The study looked at highly-trafficked areas in Sonoma Valley, including Highway 12, Arnold Drive, East Napa Street and Napa Road, Watmaugh Road and others. The focus was on the impact of weekend events, especially during peak season – defined in the report as July to September – and non-peak seasons.

Major industry-wide events and other large weekend events evaluated in the study include Savor Sonoma Valley, Signature Sonoma Valley, Taste of Sonoma, Sonoma Valley Crush, the Sonoma Wine Auction and the Valley of the Moon Vintage Festival, as well as smaller-scale winery happenings such as Gay Wine Weekend and the Holiday Open House.

Non-winery events, including those at the Sonoma Raceway, were also included.

“It’s something that I think the county needs to get a handle on; they’ve just been going along with each application, bending … to accommodate the different trends in the industry,” said Kathy Pons of Kenwood, a member of the Preserve Rural Sonoma County steering committee.

She pointed out that 20 years ago, events were not permitted on agricultural land, where many wineries are now located that take part in industry-wide events and wine weekends throughout the year.

The greater part of the report is concerned with traffic patterns, with often troubling conclusions.

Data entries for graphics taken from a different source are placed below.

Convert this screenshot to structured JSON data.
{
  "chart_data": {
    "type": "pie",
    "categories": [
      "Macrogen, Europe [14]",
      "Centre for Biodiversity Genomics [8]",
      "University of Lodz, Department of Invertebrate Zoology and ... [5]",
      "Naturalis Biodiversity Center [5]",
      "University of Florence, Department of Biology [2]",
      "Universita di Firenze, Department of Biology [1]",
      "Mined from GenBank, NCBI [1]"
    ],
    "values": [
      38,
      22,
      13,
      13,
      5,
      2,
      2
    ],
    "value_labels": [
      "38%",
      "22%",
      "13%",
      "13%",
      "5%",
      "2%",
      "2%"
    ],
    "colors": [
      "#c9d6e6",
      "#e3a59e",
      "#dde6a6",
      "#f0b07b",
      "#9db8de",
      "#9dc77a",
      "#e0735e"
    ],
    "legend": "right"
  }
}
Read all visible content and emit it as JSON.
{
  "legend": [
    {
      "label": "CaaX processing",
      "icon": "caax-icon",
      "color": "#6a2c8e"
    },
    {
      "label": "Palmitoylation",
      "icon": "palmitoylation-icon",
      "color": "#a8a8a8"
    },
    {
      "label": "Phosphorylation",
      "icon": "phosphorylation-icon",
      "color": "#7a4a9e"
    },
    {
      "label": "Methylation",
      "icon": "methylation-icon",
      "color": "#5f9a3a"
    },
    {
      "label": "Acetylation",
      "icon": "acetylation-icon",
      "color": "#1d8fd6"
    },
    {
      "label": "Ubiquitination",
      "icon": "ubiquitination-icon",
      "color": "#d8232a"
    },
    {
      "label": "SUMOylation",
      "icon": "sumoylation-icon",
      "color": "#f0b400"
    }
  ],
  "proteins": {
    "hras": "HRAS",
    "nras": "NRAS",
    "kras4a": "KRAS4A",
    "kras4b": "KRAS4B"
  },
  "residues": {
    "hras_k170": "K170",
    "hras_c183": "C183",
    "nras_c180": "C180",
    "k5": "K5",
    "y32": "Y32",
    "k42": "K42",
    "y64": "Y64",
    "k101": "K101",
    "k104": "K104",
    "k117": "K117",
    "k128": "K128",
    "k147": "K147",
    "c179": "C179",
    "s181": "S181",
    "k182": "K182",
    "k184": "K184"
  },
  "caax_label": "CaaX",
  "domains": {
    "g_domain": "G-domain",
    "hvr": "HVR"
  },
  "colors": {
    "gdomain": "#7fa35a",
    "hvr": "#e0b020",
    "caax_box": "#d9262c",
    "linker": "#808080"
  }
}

At several points the study mentions that “many of the County-maintained roads in the study area are built below typical modern design standards, and lack shoulders, sidewalks, or designated bike lanes,” limitations that negatively impact the Valley’s ability to withstand large events.

Additionally, the study counts 11 fatal traffic accidents between 2011 and 2015 in the study area, with Arnold Drive having the highest occurrence of injury-related collisions.

But such concerns and risks are not confined to large events, according to the study.

“Traffic levels on Sonoma Valley roadways can reach unacceptable levels on any given day of the year, regardless of seasonal fluctuations or wine-related events,” notes the GHD report, though industry-wide events – as well as heavy rain and flooding affected roadway closures and traffic patterns – can all contribute to the challenges of vehicular travel in Sonoma Valley.